Only three studies investigated the time to CDI recurrence, two of which had mean or median values well beyond the generally accepted time of 2–8 weeks [11]. Furthermore, the definition of recurrence varied greatly across studies, highlighting the need to confirm a definition that can be used consistently in research and practice, whether the CDC definition or an adapted one.

Limitations

Limitations of this review include the heterogeneous nature of the constituent studies regarding designs, outcomes, patient populations, and definitions, making inter-study comparisons difficult. We searched two databases, which is regarded as the minimum required [161]. We considered that the two databases chosen (MEDLINE using PubMed, and EMBASE) would identify most of the relevant articles, especially regarding observational studies conducted in the USA. Reference lists from other SLRs were also checked for any articles that may have been missed (none were identified). We considered there was no additional benefit from using other databases; for example, CENTRAL contains mostly randomized controlled trials, which were not the focus of our search. Information on the definition or diagnosis of primary CDI was limited, so it was unclear if CDI was truly primary. Moreover, many studies were conducted retrospectively, making causality difficult to determine. CDI testing in most studies was conducted after symptoms occurred, and the status of “No CDI” was often not confirmed by testing. Furthermore, the recommended testing algorithms and the sensitivities of the tests may have changed over the past 5 years and could have been implemented to differing degrees across institutions and countries. Risk factors, such as comorbidities, were often grouped, although there was heterogeneity within the groups (i.e., conditions with varying causes that may have impacted differently on the risk of developing CDI). In the constituent studies of the review, dietary factors were generally not collected or reported; therefore, we could not generate a body of evidence robust enough to include in our analysis.
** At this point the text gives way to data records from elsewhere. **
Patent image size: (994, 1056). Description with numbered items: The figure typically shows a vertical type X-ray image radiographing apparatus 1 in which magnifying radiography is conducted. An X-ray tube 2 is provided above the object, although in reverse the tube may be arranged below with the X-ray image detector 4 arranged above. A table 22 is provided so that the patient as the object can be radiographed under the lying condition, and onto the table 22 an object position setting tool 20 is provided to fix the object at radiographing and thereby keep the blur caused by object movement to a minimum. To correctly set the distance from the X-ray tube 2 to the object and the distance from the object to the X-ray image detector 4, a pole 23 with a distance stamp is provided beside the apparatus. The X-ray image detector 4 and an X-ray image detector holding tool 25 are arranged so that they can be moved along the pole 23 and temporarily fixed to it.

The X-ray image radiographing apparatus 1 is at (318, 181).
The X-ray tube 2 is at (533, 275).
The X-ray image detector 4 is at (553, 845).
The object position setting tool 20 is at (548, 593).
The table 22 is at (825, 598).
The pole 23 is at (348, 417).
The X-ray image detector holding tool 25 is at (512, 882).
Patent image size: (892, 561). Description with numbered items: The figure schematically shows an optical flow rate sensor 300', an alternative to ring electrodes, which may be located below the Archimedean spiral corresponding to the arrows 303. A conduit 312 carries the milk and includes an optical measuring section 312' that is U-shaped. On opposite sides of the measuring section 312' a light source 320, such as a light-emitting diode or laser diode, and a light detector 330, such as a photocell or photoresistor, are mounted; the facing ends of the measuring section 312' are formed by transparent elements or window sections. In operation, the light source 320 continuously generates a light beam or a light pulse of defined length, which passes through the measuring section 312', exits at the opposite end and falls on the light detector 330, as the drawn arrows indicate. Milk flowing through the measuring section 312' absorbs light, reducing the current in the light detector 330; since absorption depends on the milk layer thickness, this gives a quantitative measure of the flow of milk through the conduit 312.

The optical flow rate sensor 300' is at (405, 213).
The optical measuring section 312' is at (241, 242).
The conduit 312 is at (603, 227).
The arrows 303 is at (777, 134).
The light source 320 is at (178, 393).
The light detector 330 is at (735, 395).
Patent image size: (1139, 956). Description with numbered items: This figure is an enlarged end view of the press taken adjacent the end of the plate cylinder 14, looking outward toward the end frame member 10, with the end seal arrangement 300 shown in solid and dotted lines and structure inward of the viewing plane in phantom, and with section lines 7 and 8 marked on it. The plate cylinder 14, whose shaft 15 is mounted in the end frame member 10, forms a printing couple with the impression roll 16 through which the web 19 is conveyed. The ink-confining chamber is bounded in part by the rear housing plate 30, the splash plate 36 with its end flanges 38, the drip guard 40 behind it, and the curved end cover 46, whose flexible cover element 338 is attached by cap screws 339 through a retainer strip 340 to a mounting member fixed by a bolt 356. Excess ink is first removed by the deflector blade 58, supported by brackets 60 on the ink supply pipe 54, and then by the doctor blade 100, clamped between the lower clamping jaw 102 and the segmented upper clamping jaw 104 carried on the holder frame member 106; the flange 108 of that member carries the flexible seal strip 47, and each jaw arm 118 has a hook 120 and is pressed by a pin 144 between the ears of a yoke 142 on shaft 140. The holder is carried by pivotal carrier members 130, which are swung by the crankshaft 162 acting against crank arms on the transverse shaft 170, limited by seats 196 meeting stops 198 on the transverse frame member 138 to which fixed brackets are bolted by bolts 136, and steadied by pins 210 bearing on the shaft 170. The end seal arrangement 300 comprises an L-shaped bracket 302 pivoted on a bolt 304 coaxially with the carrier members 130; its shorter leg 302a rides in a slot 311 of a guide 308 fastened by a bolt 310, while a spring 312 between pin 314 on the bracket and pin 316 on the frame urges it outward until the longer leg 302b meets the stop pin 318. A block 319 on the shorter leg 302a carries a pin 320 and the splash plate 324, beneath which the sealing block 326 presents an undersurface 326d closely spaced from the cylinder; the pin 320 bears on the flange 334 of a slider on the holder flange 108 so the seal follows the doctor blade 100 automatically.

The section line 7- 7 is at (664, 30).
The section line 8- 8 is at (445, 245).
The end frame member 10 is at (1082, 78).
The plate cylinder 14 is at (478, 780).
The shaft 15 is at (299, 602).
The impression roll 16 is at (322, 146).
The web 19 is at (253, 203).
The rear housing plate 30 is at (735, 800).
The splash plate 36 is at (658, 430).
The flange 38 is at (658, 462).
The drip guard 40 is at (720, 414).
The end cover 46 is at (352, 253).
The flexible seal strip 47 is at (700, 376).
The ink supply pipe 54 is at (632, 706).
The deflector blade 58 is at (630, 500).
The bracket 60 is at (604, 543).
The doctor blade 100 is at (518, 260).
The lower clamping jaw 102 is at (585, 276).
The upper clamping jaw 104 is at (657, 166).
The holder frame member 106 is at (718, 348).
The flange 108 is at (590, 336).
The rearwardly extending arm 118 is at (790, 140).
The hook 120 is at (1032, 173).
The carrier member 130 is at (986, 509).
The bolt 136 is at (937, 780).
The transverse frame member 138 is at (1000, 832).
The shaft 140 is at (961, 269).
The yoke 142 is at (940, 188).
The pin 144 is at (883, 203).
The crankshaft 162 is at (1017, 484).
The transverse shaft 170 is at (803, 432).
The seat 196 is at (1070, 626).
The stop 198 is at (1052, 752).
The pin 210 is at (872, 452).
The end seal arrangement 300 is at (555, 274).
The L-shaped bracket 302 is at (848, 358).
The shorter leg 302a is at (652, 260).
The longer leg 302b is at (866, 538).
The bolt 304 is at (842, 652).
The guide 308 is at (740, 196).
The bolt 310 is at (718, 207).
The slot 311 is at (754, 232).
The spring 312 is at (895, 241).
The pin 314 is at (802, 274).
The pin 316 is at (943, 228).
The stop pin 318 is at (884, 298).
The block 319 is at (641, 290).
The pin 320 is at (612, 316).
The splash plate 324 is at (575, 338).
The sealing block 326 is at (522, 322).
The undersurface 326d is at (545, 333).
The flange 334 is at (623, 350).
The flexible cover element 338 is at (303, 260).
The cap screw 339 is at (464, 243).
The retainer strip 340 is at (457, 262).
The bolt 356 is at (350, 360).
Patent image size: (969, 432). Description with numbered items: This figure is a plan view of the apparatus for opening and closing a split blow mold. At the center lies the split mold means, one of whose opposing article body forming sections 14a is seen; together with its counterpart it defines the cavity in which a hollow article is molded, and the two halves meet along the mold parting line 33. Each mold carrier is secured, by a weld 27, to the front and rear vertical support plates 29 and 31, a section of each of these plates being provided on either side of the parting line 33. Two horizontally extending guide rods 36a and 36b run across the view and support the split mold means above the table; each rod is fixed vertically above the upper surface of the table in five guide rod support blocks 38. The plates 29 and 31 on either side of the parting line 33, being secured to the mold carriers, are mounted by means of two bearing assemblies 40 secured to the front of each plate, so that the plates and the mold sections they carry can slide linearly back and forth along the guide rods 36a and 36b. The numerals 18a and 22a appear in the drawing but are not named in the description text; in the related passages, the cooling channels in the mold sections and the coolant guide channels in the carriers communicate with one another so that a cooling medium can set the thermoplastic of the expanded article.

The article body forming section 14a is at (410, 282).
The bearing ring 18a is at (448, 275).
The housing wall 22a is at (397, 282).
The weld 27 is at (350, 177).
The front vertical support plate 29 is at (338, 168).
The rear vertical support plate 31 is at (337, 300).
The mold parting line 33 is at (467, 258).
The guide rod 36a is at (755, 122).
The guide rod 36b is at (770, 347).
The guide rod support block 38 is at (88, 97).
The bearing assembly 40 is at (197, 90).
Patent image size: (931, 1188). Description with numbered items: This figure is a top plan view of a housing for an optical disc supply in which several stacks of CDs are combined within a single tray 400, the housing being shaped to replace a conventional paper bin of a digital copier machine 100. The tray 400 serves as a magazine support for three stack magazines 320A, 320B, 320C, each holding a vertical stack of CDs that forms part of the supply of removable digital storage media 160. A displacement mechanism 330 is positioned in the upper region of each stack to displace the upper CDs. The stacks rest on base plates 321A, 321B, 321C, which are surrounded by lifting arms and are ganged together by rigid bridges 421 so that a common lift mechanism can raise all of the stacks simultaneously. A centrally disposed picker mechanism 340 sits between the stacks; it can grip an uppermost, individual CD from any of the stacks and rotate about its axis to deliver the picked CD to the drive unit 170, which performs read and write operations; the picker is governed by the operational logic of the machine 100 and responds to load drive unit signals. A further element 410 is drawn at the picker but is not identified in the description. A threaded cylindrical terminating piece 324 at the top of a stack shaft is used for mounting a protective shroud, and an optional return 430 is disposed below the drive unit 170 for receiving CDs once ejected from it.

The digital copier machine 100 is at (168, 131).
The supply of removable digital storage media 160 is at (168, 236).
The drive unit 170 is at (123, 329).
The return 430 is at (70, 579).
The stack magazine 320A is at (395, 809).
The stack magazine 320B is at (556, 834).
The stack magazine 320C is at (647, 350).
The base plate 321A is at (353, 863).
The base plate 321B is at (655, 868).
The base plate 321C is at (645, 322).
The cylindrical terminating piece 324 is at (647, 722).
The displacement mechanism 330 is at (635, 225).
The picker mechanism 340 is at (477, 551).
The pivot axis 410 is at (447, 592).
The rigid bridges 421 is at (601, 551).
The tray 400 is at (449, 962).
A meta-analysis was not conducted, as our fundamental research goal was to enhance understanding of the wider clinical context of CDI and not to specifically determine which comorbidities had the greatest impact in increasing CDI risk. As such, we agreed that a qualitative SLR would suffice. Moreover, given the marked heterogeneity of the studies and data (e.g., the different patient populations, subgroups, and CDI definitions), a meta-analysis would have provided limited additional information of clinical relevance.

Conclusion

In this SLR, evidence was strong for the established CDI risk factors of age and antibiotics, and certain comorbidities, including infection, kidney disease, liver disease, and cardiovascular disease. Several new risk factors for CDI were identified: anemia, underweight, coagulation disorders, and fluid and electrolyte disorders; these risk factors require further study to confirm the findings. Evidence was variable for cancer, diabetes, lung disease, and obesity, with further data required to fully understand the impact of these conditions on CDI. Risk factors for rCDI were similar to those for CDI, but evidence was more limited. In addition, age and antibiotics were important risk factors for mortality. Although data on the time to CDI onset were limited, strong evidence was provided for hematopoietic stem cell transplantation, in which CDI onset was generally within 3 weeks following transplantation; studies are needed to assess the time to CDI onset in other patient populations. Overall, this SLR provides recent evidence to define the most important risk factors associated with CDI, confirming those that are well established and highlighting new ones that could help to identify patient populations at high risk.